The average nonprofit hospital earns a negative operating margin. In Sutton’s terms, nonprofit hospitals are bad banks to rob.
Requirements imposed by state community benefit laws, the Affordable Care Act’s Section 501(r) exemption rules, and the IRS ask hospitals not only to identify and address their community’s hospital-care needs but also the financial wherewithal of its patients and the community’s broader health, housing, environmental, workforce, and other social needs.
Nonprofit hospitals are designed to provide sophisticated medical care, not health insurance or social services. With few exceptions, nonprofit hospitals don’t have the expertise to be insurers.
Although all hospitals, for-profit and nonprofit alike, should partner with local social service providers, given their expensive overhead and personnel, hospitals make for terribly ineffective providers of the social services related to social determinants of health.
Public benefit laws, however, direct hospitals to wade into areas outside their (narrow) expertise.
This is a particularly bad moment to ask hospitals to do more. The pandemic hit hospital finances hard, even accounting for temporary federal subsidies.
Adding to their financial strain through indigent care and community benefit requirements could not come at a worse time. Hospitals across the country are short-staffed. Workers are burned out, demoralized, and leaving the field.
Employers are struggling to find nurses to hire despite the seemingly contradictory fact that unemployment is high, disproportionately so for nurses who are members of racial and ethnic minorities.
Any profits that nonprofit hospitals manage to earn would be better spent rebuilding a robust workforce, thus improving the quality of care for everyone.
Finally, nonprofit hospitals make unique contributions to medical care that are too often overlooked.
Austin Nichols and I published an article in Health Affairs this month that evaluates differences in medical service provision among nonprofit, for-profit, and government hospitals.

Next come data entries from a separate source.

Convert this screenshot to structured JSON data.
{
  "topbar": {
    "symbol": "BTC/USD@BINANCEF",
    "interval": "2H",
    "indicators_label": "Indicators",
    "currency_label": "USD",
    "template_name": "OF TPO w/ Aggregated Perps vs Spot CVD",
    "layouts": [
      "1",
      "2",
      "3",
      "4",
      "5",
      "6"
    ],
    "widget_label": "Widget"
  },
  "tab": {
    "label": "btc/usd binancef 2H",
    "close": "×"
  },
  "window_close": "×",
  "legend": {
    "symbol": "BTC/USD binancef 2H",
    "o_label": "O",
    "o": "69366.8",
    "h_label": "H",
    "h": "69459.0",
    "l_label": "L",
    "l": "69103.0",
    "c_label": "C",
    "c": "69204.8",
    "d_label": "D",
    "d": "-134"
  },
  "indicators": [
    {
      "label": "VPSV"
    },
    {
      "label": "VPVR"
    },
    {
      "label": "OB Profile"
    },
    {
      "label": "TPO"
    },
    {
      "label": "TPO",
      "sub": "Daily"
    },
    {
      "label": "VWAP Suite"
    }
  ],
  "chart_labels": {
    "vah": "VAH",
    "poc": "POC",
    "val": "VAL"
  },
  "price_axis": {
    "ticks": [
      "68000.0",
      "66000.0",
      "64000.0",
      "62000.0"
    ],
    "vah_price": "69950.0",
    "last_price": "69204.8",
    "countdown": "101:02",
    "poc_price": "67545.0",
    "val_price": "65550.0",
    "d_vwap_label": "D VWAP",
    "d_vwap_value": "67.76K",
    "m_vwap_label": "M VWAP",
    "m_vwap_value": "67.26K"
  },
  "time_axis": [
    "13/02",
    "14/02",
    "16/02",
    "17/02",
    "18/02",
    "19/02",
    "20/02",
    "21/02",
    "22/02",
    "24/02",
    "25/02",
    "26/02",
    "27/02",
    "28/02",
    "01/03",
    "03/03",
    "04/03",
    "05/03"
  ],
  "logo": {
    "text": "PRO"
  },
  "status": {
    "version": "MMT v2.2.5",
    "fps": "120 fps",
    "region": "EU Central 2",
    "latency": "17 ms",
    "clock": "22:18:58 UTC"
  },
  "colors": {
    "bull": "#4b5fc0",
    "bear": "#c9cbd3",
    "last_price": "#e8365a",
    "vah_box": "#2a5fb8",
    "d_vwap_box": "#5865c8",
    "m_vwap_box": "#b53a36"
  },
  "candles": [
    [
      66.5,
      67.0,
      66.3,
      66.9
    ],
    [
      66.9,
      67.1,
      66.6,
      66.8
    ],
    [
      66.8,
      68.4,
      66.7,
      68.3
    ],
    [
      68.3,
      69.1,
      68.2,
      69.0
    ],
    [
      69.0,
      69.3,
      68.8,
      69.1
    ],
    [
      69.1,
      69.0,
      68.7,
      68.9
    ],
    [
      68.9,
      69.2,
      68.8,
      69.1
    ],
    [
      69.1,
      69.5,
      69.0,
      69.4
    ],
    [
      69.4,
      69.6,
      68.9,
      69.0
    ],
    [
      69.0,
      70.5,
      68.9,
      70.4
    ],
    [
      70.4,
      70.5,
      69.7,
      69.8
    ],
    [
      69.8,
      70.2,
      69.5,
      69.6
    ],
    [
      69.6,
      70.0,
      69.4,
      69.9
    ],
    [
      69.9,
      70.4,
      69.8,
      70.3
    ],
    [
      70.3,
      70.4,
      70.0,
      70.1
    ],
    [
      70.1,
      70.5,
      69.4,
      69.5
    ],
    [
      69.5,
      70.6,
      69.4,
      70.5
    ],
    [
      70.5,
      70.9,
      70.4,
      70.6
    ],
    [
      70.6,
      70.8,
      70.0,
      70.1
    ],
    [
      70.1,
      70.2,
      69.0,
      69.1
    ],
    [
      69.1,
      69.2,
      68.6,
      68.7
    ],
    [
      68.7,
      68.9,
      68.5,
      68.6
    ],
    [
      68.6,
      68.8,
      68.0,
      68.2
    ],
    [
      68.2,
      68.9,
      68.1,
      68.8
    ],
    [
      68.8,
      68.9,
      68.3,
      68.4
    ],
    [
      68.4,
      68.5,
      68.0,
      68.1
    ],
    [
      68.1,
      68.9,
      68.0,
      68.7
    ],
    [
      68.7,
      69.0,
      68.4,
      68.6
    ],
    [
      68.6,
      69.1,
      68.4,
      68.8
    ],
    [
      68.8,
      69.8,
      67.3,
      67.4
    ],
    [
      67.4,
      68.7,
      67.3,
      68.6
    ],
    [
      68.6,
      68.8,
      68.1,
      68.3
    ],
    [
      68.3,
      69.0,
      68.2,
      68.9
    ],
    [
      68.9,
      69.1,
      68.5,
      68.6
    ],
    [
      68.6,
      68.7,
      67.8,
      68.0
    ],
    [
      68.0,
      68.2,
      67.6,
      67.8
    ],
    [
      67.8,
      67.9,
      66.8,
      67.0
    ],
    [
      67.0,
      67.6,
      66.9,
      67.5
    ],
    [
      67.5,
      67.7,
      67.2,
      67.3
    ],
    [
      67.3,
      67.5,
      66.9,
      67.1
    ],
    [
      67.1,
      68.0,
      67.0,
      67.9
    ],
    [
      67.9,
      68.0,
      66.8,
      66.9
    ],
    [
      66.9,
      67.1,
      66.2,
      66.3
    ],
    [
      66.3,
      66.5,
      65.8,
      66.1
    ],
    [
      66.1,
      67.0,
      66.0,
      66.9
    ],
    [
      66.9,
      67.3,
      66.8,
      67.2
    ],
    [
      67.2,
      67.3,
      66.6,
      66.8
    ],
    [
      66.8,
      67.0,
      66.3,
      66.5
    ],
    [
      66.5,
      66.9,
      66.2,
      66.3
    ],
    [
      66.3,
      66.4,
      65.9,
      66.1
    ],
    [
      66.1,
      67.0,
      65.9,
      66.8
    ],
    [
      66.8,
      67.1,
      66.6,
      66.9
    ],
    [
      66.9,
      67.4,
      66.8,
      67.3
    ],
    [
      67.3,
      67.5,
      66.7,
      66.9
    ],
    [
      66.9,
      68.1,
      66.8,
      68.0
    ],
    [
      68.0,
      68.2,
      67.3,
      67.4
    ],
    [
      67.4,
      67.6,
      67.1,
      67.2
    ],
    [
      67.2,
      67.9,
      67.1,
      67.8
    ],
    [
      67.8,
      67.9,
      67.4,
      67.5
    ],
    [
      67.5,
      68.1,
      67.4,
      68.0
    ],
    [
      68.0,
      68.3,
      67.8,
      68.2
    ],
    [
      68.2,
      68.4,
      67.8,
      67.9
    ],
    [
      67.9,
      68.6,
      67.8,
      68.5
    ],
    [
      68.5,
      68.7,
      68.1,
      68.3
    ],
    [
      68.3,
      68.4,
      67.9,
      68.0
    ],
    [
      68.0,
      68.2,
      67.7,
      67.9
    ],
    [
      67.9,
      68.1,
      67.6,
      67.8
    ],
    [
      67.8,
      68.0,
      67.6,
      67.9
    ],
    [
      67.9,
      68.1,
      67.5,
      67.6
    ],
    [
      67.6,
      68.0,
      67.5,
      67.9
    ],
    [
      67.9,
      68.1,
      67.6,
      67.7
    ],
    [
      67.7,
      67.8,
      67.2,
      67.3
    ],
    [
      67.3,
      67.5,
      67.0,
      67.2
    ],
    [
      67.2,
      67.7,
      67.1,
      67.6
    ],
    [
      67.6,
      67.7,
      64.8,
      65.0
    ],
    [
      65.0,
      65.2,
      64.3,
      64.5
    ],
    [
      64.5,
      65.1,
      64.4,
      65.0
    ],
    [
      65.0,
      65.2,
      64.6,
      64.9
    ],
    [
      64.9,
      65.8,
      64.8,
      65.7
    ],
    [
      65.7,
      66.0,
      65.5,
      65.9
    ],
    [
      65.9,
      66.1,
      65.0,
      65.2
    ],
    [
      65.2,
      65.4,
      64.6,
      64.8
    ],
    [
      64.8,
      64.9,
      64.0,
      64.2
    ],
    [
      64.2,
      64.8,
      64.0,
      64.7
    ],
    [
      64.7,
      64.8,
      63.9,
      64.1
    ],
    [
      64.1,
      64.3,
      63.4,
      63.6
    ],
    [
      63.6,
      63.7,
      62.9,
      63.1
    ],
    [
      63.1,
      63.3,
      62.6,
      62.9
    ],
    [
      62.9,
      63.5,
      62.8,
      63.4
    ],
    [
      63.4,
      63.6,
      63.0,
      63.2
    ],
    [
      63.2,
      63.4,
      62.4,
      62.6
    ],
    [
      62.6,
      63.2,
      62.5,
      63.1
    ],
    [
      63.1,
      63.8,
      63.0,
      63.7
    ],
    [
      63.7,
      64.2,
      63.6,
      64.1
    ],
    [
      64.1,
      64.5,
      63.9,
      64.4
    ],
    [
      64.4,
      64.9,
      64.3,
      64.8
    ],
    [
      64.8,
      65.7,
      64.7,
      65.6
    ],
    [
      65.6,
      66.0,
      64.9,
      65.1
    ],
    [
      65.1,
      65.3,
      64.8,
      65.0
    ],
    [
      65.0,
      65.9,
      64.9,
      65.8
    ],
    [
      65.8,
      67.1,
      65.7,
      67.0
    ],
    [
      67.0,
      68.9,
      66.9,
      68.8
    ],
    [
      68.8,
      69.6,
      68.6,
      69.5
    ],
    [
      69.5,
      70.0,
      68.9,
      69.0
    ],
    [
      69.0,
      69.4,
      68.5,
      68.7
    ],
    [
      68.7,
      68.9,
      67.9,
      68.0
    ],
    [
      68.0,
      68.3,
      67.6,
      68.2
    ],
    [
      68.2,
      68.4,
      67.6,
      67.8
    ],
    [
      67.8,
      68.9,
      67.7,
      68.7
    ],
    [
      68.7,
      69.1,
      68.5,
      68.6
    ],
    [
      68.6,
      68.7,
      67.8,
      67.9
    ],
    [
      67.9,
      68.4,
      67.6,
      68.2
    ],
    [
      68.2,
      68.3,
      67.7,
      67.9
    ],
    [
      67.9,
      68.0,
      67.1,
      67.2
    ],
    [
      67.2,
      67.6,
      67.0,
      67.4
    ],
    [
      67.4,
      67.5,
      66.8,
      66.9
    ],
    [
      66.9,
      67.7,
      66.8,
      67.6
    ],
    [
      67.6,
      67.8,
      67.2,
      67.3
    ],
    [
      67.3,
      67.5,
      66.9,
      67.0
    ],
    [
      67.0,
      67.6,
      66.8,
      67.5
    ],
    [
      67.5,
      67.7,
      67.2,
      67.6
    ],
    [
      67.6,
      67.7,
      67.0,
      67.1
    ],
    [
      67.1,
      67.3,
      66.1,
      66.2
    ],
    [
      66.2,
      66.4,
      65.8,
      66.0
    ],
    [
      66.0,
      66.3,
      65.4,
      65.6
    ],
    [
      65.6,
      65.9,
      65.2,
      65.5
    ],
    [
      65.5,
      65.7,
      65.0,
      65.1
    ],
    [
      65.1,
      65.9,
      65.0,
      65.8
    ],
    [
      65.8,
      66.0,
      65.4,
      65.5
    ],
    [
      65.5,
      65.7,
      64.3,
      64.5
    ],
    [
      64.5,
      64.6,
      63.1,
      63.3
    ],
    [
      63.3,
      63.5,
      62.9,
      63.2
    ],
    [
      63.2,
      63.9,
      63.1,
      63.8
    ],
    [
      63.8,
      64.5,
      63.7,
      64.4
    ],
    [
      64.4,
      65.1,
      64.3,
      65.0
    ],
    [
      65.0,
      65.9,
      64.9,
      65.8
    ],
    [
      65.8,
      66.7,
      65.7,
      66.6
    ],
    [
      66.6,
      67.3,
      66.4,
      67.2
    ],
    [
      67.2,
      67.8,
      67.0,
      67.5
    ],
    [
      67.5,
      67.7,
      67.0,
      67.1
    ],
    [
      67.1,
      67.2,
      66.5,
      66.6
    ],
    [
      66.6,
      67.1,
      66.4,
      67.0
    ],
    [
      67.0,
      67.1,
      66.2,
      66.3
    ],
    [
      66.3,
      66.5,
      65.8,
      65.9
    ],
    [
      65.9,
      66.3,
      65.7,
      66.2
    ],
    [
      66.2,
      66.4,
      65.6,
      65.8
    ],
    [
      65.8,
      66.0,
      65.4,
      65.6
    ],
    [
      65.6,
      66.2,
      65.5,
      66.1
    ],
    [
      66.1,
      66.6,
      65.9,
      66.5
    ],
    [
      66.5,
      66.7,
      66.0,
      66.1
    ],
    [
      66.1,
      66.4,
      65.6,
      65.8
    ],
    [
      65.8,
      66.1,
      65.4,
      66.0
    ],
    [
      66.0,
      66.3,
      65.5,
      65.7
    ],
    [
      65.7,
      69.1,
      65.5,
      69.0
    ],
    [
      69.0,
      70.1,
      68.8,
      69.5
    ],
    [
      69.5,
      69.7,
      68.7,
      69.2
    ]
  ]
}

The findings extend a long line of research showing that nonprofits are strikingly different from analogous for-profits.
On average, nonprofits are less likely than comparable for-profits to offer profitable services such as invasive cardiac treatments, which are expensive for Medicare and tend to be over-provided.
At the same time, nonprofits are more likely to provide relatively unprofitable services such as psychiatric care, which are poorly reimbursed and disproportionately needed by poor and uninsured patients.
Moreover, for-profit hospitals are more likely than nonprofits to respond to changes in financial incentives.
For example, we found that relative to nonprofit and government hospitals, for-profits opened emergency departments only when emergency care became more profitable.
If nonprofits are compelled to spend more on free care and other community benefits, they will be forced to make up that money somehow.
Competition, coupled with laws such as corporate practice restrictions in many states, make it hard for nonprofits to control their physician staffing, so they will try to increase revenues instead.
The obvious response is to provide more profitable, less-necessary care and bill the government for it. That is an outcome no one wants.
Some nonprofits earn enormous profits, and some of them behave badly, including by failing to inform eligible patients about mandated financial assistance programs.
These problems are important and should be addressed. But they are not the central reason that our system is failing and people are suffering. This focus on nonprofits is largely a misguided distraction.
Solving the health care crisis that is harming both our economy and our people will require big interventions and hard choices: imposing price regulation, making difficult tradeoffs with respect to quality and quantity of care, finding waste and eliminating it, negotiating drug prices, addressing physician specialist salaries, reigning in medical prices and unsustainable administrative costs, and more.
These problems and solutions are the province of a nation, not a nonprofit hospital.